Re: Quantum optics, 2 qubit gates acting on 2 qubits - cannot be factorized??

This is one of the tricks that you can do with quantum computers that you can't with classical computers. The reason it works is because the two qubits have to be considered as entangled. That means they behave as one system rather than two separate ones. Then the gates that can act on them can act on them together as one. For instance, CNOT flips the 2nd qubit dependent on the state of the 1st, so you can't think of it as one gate acting on the 2nd qubit (with a separate one acting on the first), since you don't know whether to flip it or not by itself.

3. May 6, 2010

### Zarqon

Re: Quantum optics, 2 qubit gates acting on 2 qubits - cannot be factorized??

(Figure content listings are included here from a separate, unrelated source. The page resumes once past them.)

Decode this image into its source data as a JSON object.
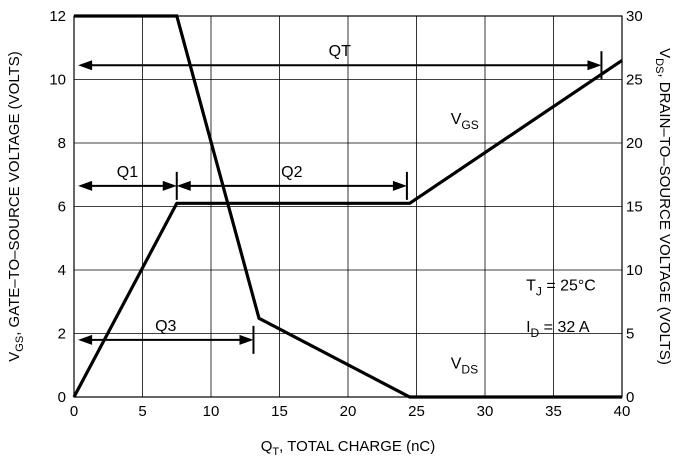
{
  "chart_data": {
    "type": "line",
    "title": "",
    "xlabel_main": "Q",
    "xlabel_sub": "T",
    "xlabel_rest": ", TOTAL CHARGE (nC)",
    "ylabel_main": "V",
    "ylabel_sub": "GS",
    "ylabel_rest": ", GATE–TO–SOURCE VOLTAGE (VOLTS)",
    "y2label_main": "V",
    "y2label_sub": "DS",
    "y2label_rest": ", DRAIN–TO–SOURCE VOLTAGE (VOLTS)",
    "xlim": [
      0,
      40
    ],
    "ylim": [
      0,
      12
    ],
    "y2lim": [
      0,
      30
    ],
    "x_ticks": [
      "0",
      "5",
      "10",
      "15",
      "20",
      "25",
      "30",
      "35",
      "40"
    ],
    "y_ticks": [
      "0",
      "2",
      "4",
      "6",
      "8",
      "10",
      "12"
    ],
    "y2_ticks": [
      "0",
      "5",
      "10",
      "15",
      "20",
      "25",
      "30"
    ],
    "grid": true,
    "series": [
      {
        "name": "VGS",
        "label_main": "V",
        "label_sub": "GS",
        "axis": "left",
        "x": [
          0,
          7.5,
          24.5,
          40
        ],
        "y": [
          0,
          6.1,
          6.1,
          10.6
        ]
      },
      {
        "name": "VDS",
        "label_main": "V",
        "label_sub": "DS",
        "axis": "right",
        "x": [
          0,
          7.5,
          13.5,
          24.5,
          40
        ],
        "y": [
          30,
          30,
          6.2,
          0,
          0
        ]
      }
    ],
    "annotations": {
      "QT": {
        "text": "QT",
        "x1": 0.3,
        "x2": 38.5,
        "y": 10.45
      },
      "Q1": {
        "text": "Q1",
        "x1": 0.3,
        "x2": 7.5,
        "y": 6.65
      },
      "Q2": {
        "text": "Q2",
        "x1": 7.5,
        "x2": 24.3,
        "y": 6.65
      },
      "Q3": {
        "text": "Q3",
        "x1": 0.3,
        "x2": 13.1,
        "y": 1.8
      }
    },
    "conditions": {
      "tj_main": "T",
      "tj_sub": "J",
      "tj_rest": " = 25°C",
      "id_main": "I",
      "id_sub": "D",
      "id_rest": " = 32 A"
    }
  }
}
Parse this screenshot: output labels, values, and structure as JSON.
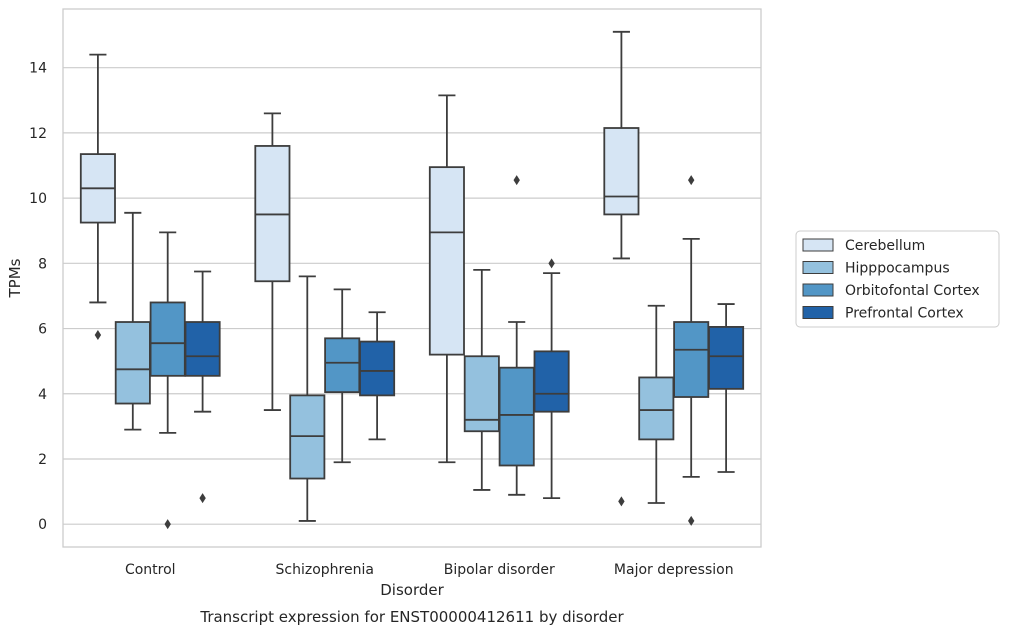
{
  "chart_data": {
    "type": "boxplot",
    "caption": "Transcript expression for ENST00000412611 by disorder",
    "xlabel": "Disorder",
    "ylabel": "TPMs",
    "ylim": [
      -0.7,
      15.8
    ],
    "yticks": [
      0,
      2,
      4,
      6,
      8,
      10,
      12,
      14
    ],
    "grid": "horizontal",
    "legend_position": "right",
    "categories": [
      "Control",
      "Schizophrenia",
      "Bipolar disorder",
      "Major depression"
    ],
    "series": [
      {
        "name": "Cerebellum",
        "color": "#d6e5f4",
        "boxes": [
          {
            "whislo": 6.8,
            "q1": 9.25,
            "med": 10.3,
            "q3": 11.35,
            "whishi": 14.4,
            "fliers": [
              5.8
            ]
          },
          {
            "whislo": 3.5,
            "q1": 7.45,
            "med": 9.5,
            "q3": 11.6,
            "whishi": 12.6,
            "fliers": []
          },
          {
            "whislo": 1.9,
            "q1": 5.2,
            "med": 8.95,
            "q3": 10.95,
            "whishi": 13.15,
            "fliers": []
          },
          {
            "whislo": 8.15,
            "q1": 9.5,
            "med": 10.05,
            "q3": 12.15,
            "whishi": 15.1,
            "fliers": [
              0.7
            ]
          }
        ]
      },
      {
        "name": "Hipppocampus",
        "color": "#94c1de",
        "boxes": [
          {
            "whislo": 2.9,
            "q1": 3.7,
            "med": 4.75,
            "q3": 6.2,
            "whishi": 9.55,
            "fliers": []
          },
          {
            "whislo": 0.1,
            "q1": 1.4,
            "med": 2.7,
            "q3": 3.95,
            "whishi": 7.6,
            "fliers": []
          },
          {
            "whislo": 1.05,
            "q1": 2.85,
            "med": 3.2,
            "q3": 5.15,
            "whishi": 7.8,
            "fliers": []
          },
          {
            "whislo": 0.65,
            "q1": 2.6,
            "med": 3.5,
            "q3": 4.5,
            "whishi": 6.7,
            "fliers": []
          }
        ]
      },
      {
        "name": "Orbitofontal Cortex",
        "color": "#5296c6",
        "boxes": [
          {
            "whislo": 2.8,
            "q1": 4.55,
            "med": 5.55,
            "q3": 6.8,
            "whishi": 8.95,
            "fliers": [
              0.0
            ]
          },
          {
            "whislo": 1.9,
            "q1": 4.05,
            "med": 4.95,
            "q3": 5.7,
            "whishi": 7.2,
            "fliers": []
          },
          {
            "whislo": 0.9,
            "q1": 1.8,
            "med": 3.35,
            "q3": 4.8,
            "whishi": 6.2,
            "fliers": [
              10.55
            ]
          },
          {
            "whislo": 1.45,
            "q1": 3.9,
            "med": 5.35,
            "q3": 6.2,
            "whishi": 8.75,
            "fliers": [
              10.55,
              0.1
            ]
          }
        ]
      },
      {
        "name": "Prefrontal Cortex",
        "color": "#2162a8",
        "boxes": [
          {
            "whislo": 3.45,
            "q1": 4.55,
            "med": 5.15,
            "q3": 6.2,
            "whishi": 7.75,
            "fliers": [
              0.8
            ]
          },
          {
            "whislo": 2.6,
            "q1": 3.95,
            "med": 4.7,
            "q3": 5.6,
            "whishi": 6.5,
            "fliers": []
          },
          {
            "whislo": 0.8,
            "q1": 3.45,
            "med": 4.0,
            "q3": 5.3,
            "whishi": 7.7,
            "fliers": [
              8.0
            ]
          },
          {
            "whislo": 1.6,
            "q1": 4.15,
            "med": 5.15,
            "q3": 6.05,
            "whishi": 6.75,
            "fliers": []
          }
        ]
      }
    ]
  }
}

A two-qubit state that is not factorizable is called an entangle state, and is indeed one of the new resources that are available at the quantum level, but not in classically. If you haven't already done so, it might be a useful exercise to simply for yourself compare an entangled state like a Bell state, to a product of two arbitrary one-qubit states, i.e. compare a Bell state like

$$(\left|0\right>\left|0\right>+\left|1\right>\left|1\right>)$$

to an arbitrary product of single qubit states like

$$(\alpha \left|0\right> + \beta \left|1\right>) \cdot (\gamma \left|0\right> + \delta \left|1\right>)$$.

Doing the multiplication and trying to find any coefficients of the product state that gives you the entangled state, and you easily see that it can't be done.

(note, I omitted the normalization factors, but they don't change the fact that it can't be done)